Toni Morrison dead at 88


Toni Morrison. Photo: John Mathew Smith

Toni Morrison died last night in Manhattan. She was 88. The author of eleven novels and a number of essay collections, Morrison was also the first black woman to win the Nobel Prize in Literature and the first black woman to work as an editor at Random House.

At The Millions, S. Kirk Walsh talks to Karen Olsson about Anne Carson, the struggles of novel-writing, and her new book, The Weil Conjectures: On Math and the Pursuit of the Unknown. “I loved reading and thinking about math after so many years away, and I loved not having to tend to all the narrative machinery of a novel,” she said of working on her new book. “There’s a way in which a novelist is a kind of beleaguered manager who has to deal with dissatisfied subordinates and equipment that’s not working and low inventory. This book gave me fewer headaches.”

Literary Hub is hosting a new podcast. Just the Right Book with Roxanne Coady will bring listeners “the conversations you want to hear about the books you need to read.”

The Knight Foundation is giving $1.2 million to the Robert C. Maynard Institute for Journalism Education to “establish an Equity and Inclusion Transformation Program for newsrooms,” which “will embed specialists in news organizations to assess the organization’s internal processes” and “help establish core workplace values of diversity, equity and inclusion.”

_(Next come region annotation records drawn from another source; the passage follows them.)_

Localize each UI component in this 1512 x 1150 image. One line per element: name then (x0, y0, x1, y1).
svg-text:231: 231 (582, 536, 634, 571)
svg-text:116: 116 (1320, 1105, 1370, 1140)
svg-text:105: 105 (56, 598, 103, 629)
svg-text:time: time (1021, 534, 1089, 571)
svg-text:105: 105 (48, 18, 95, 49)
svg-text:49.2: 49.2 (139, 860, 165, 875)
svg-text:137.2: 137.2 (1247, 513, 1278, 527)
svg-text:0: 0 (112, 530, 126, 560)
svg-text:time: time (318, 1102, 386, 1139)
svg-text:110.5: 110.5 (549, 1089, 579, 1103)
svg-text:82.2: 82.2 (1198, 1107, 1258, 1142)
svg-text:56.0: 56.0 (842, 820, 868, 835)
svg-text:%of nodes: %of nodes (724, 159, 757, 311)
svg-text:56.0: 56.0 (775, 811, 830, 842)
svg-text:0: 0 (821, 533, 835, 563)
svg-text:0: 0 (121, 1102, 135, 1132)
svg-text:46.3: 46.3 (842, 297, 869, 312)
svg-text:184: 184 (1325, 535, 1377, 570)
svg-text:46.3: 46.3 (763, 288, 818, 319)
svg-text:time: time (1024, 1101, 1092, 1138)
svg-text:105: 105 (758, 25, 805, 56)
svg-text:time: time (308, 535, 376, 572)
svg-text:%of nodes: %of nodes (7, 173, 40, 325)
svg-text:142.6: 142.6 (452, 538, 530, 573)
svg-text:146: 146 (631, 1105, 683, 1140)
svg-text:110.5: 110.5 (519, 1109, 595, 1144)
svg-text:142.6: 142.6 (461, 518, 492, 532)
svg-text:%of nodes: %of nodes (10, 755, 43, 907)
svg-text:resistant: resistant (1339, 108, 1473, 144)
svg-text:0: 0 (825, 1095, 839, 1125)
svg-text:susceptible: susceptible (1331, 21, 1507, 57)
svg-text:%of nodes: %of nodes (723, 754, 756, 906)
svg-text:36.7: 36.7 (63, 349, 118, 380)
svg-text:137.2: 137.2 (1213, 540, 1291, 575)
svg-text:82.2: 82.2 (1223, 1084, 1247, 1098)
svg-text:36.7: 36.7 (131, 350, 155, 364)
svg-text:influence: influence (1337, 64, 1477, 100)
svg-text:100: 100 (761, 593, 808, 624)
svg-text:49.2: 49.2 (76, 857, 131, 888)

At Slate, Tom Scocca explores how politicians, pundits, and other media figures spread white supremacist ideas by expressing them “on behalf of others” or by attributing them “to the verdicts of history or sociology.”

Oval author Elvia Wilk reflects on “weird” fiction and what it says about reality. “Rather than simply re-drawing boundaries of normality to be more inclusive, ‘to weird’ today could be to map on the same strangeness certain subjects have historically been afforded onto other subjects in order to reveal the inherent strangeness of all such constructs,” she explains. “What feels weird or eerie depends on who you are, and is therefore a political question. Through perceptual flips, New Weird could relocate the weird other from the outside to within. Within the default main character of a story, but perhaps also within the category humanity itself.”